Une approche IBDRF de protection sociale a été lancée par le gouvernement du Kenya (GoK) dans le cadre du Programme d’assurance du bétail du Kenya (KLIP) ; soutenu par un partenariat public-privé (PPP) en 2015 et actuellement le programme compte environ 18000 (chacun pour 5 TLU) des ménages pastoraux les plus vulnérables dans 8 comtés arides et semi-arides du Kenya. En Éthiopie, le Programme alimentaire mondial met en œuvre un régime similaire entièrement subventionné depuis 2018 dans le cadre du programme d’assurance satellite pour les éleveurs en Éthiopie (SIIPE), qui couvre actuellement 5 000 ménages. Depuis son lancement, KLIP a versé plus de 10 millions de dollars concentrés sur une crise de sécheresse modérée et grave. Le Kenya et l’Éthiopie travaillent maintenant à combiner les programmes subventionnés et non subventionnés en vue d’une politique nationale harmonisée. Les pays d’Afrique de l’Est explorent également les possibilités d’une initiative régionale sur l’assurance du bétail.

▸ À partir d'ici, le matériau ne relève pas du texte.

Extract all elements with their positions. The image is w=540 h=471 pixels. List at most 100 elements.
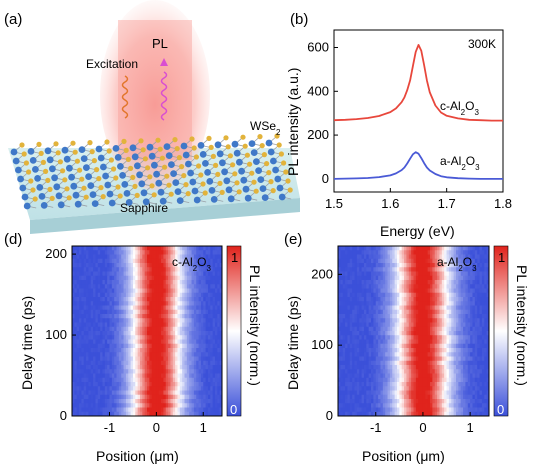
heatmap-cell (203, 280, 206, 285)
heatmap-cell (97, 382, 101, 387)
tungsten-atom (61, 146, 69, 154)
heatmap-cell (455, 318, 459, 323)
heatmap-cell (100, 365, 103, 370)
heatmap-cell (147, 326, 150, 332)
heatmap-cell (76, 326, 80, 332)
heatmap-cell (340, 318, 344, 323)
heatmap-cell (163, 352, 167, 357)
heatmap-cell (366, 275, 370, 281)
heatmap-cell (470, 254, 473, 260)
heatmap-cell (114, 314, 117, 319)
heatmap-cell (446, 314, 450, 319)
heatmap-cell (93, 343, 96, 349)
heatmap-cell (95, 369, 99, 374)
heatmap-cell (439, 352, 443, 357)
heatmap-cell (163, 407, 167, 413)
heatmap-cell (448, 288, 452, 294)
selenium-atom (232, 171, 238, 177)
heatmap-cell (451, 356, 455, 362)
heatmap-cell (156, 339, 160, 345)
heatmap-cell (86, 263, 89, 268)
heatmap-cell (144, 318, 148, 323)
selenium-atom (145, 165, 151, 171)
heatmap-cell (373, 271, 377, 277)
heatmap-cell (161, 263, 164, 268)
heatmap-cell (385, 280, 388, 285)
heatmap-cell (198, 284, 202, 289)
heatmap-cell (387, 309, 391, 315)
heatmap-cell (114, 365, 117, 370)
heatmap-cell (170, 326, 174, 332)
heatmap-cell (465, 301, 469, 306)
heatmap-cell (404, 326, 407, 332)
heatmap-cell (359, 246, 362, 251)
heatmap-cell (437, 318, 440, 323)
heatmap-cell (123, 335, 127, 340)
heatmap-cell (165, 377, 169, 383)
heatmap-cell (97, 331, 101, 336)
heatmap-cell (130, 263, 134, 268)
heatmap-cell (385, 360, 388, 366)
heatmap-cell (406, 246, 410, 251)
heatmap-cell (460, 352, 464, 357)
heatmap-cell (83, 331, 87, 336)
heatmap-cell (142, 394, 146, 400)
heatmap-cell (477, 246, 480, 251)
heatmap-cell (168, 258, 171, 264)
heatmap-cell (352, 322, 355, 328)
heatmap-cell (104, 309, 108, 315)
heatmap-cell (219, 407, 223, 413)
heatmap-cell (132, 365, 136, 370)
heatmap-cell (144, 348, 148, 353)
heatmap-cell (132, 382, 136, 387)
heatmap-cell (453, 301, 457, 306)
heatmap-cell (76, 280, 80, 285)
heatmap-cell (356, 309, 360, 315)
heatmap-cell (411, 356, 414, 362)
heatmap-cell (373, 335, 377, 340)
heatmap-cell (132, 373, 136, 379)
heatmap-cell (345, 331, 348, 336)
heatmap-cell (375, 292, 379, 298)
heatmap-cell (219, 263, 223, 268)
selenium-atom (176, 155, 182, 161)
tungsten-atom (159, 197, 167, 205)
heatmap-cell (196, 335, 199, 340)
selenium-atom (257, 134, 263, 140)
heatmap-cell (100, 250, 103, 255)
selenium-atom (38, 150, 44, 156)
heatmap-cell (177, 377, 181, 383)
heatmap-cell (479, 280, 483, 285)
heatmap-cell (474, 271, 478, 277)
heatmap-cell (81, 382, 85, 387)
heatmap-cell (356, 314, 360, 319)
heatmap-cell (182, 339, 185, 345)
laser-beam (100, 0, 210, 190)
heatmap-cell (444, 339, 447, 345)
heatmap-cell (142, 258, 146, 264)
heatmap-cell (345, 360, 348, 366)
heatmap-cell (170, 254, 174, 260)
heatmap-cell (121, 335, 124, 340)
heatmap-cell (198, 275, 202, 281)
heatmap-cell (371, 339, 374, 345)
heatmap-cell (444, 271, 447, 277)
heatmap-cell (345, 292, 348, 298)
heatmap-cell (163, 411, 167, 417)
heatmap-cell (83, 250, 87, 255)
heatmap-cell (104, 258, 108, 264)
heatmap-cell (342, 292, 346, 298)
heatmap-cell (453, 314, 457, 319)
temperature-label: 300K (468, 37, 496, 51)
heatmap-cell (74, 305, 78, 311)
tungsten-atom (78, 146, 86, 154)
heatmap-cell (114, 394, 117, 400)
heatmap-cell (401, 318, 405, 323)
heatmap-cell (432, 343, 436, 349)
heatmap-cell (446, 305, 450, 311)
heatmap-cell (123, 403, 127, 408)
heatmap-cell (394, 271, 398, 277)
heatmap-cell (83, 263, 87, 268)
heatmap-cell (184, 271, 188, 277)
heatmap-cell (460, 360, 464, 366)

La même approche de l’IBDRF a également été personnalisée par l’ILRI pour l’African Risk Capacity (ARC) afin de développer un nouveau produit d’assurance de niveau souverain pour les pâturages. Le nouveau produit de pâturage ARC est actuellement lancé au Kenya et des discussions sont en cours pour son lancement dans plusieurs pays d’Afrique de l’Ouest. Le CICR pilote également l’IBLI dans le cadre de sa boîte à outils pour le renforcement de la résilience dans les zones sortant d'un conflit. La zone de mise en œuvre, à la frontière entre l’Oromia et la région somalienne de l’Éthiopie, a été récemment touchée par des conflits, exacerbés par une sécheresse prolongée.